On-demand viewing is a sociable activity, according to a new report, which shows that 75% of people prefer to watch on-demand television when in the company of others. But the numbers from measurement body Numeris also show that live viewing still dominates 90% of overall 2+ viewing in Canada.
The results are the fruit of a study that looks at data captured during a five-month period between January and May 2015 measuring on-demand viewing for the 2+ audience. Measurement for that study, which was pulled from Numeris’s PPM panel that provides TV and radio currency data, was based on 415 English-language episodes (sitcom, drama and reality) for video-on-demand available through set-top box services or broadcaster websites.
Natasha Arzumanian, manager, methodological research at Numeris, says that the single-source data centre is ground-breaking because it allows Numeris and its clients to see the linear (broadcast) and on-demand (OD) viewing from the same place. “We’re completing the viewing puzzle by being able to follow the media consumption behaviour throughout the day, from the same panel. We can look at live, playback and now OD viewing.”
Numeris’s panel includes 5,000 households and 11,000 panelists.
While live TV dominates 2+ viewing at the moment at 90%, Numeris says catch-up viewing is rapidly growing. However, quantifying that rapid growth remains challenging because OD viewing is not part of the currency pie, which is based on live or playback viewing, she says.”Often, the promotional or ad content differs in the OD videos, from that of broadcast program, so the numbers can’t be combined. But what we do see is that OD viewing is about 5-10% of the total linear audience, depending on the genre.”
The measurement body has, however, been keeping an eye on-demand viewing by running tests since early 2014 and Arzumanian confirms that on-demand viewing in Canada matches patterns of growth elsewhere.
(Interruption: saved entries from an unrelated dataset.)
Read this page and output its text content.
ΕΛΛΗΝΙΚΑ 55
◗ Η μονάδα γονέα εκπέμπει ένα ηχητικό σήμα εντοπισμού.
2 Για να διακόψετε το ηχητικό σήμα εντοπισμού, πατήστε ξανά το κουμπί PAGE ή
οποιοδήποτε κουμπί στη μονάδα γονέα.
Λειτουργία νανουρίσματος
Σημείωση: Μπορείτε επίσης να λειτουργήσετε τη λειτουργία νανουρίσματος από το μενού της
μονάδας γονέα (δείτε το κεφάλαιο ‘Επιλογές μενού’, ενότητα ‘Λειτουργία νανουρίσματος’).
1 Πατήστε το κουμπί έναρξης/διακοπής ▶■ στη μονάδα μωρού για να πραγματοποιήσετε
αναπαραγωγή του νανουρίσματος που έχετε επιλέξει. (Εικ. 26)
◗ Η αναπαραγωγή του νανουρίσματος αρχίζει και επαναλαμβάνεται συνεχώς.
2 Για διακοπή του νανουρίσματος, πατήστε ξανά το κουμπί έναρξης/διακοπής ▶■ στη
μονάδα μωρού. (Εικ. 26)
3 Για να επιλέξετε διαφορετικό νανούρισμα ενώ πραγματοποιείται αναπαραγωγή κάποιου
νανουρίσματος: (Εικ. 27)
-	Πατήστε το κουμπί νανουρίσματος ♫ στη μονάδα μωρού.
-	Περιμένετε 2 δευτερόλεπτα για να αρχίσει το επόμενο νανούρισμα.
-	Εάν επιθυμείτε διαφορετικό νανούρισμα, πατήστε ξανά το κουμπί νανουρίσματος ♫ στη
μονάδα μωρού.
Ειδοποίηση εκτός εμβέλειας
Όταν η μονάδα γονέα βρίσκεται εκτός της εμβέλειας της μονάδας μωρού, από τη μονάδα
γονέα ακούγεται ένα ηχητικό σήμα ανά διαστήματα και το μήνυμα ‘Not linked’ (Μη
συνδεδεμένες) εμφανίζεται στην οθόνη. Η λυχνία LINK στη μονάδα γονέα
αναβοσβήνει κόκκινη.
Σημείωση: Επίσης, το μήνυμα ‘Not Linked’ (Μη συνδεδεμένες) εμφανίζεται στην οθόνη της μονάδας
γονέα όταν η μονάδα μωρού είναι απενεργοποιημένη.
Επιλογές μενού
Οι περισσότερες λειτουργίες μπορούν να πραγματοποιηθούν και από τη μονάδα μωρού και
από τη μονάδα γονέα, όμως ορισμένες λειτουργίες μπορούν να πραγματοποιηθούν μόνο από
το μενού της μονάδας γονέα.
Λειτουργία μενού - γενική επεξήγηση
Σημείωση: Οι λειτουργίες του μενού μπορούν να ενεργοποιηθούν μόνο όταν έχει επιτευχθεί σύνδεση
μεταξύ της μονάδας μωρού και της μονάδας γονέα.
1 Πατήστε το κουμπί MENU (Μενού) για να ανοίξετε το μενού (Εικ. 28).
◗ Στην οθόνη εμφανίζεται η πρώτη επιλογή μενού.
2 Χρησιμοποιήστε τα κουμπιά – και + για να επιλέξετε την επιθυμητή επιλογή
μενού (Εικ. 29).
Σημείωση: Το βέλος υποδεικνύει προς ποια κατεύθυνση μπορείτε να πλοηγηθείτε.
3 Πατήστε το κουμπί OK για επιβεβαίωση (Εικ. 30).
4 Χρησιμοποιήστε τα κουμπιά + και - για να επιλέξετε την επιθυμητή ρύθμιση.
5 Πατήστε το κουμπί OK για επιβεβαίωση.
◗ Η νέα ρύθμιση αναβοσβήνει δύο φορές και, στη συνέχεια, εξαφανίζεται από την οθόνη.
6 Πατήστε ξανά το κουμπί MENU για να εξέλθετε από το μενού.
With VOD being relatively new to the Canadian market, the study shows that working women in the 25-to-49 demo with young children at home and medium-to-heavy TV-watching habits make up the biggest chunk of that audience. Those viewers also tend to live in homes with a PVR, more than one television set and high-speed internet access.
The most-watched of the 415 episodes analyzed for the study had about 300,000 people tuning in during an average minute, with most episodes being entirely watched. Also, between 25% and 40% of those watching the chosen episodes had already seen them on live TV.
One of the other learnings from the report was that most viewers used the on-demand vehicle to catch up on missed episodes. It seems people also have specific days on which they watch on-demand by genre: sitcoms on Saturday, dramas on Wednesday and reality shows on Fridays.
In October Numeris began sending out supplementary monthly reports measuring on-demand viewing using the same meter panel used to pull audience data to the industry.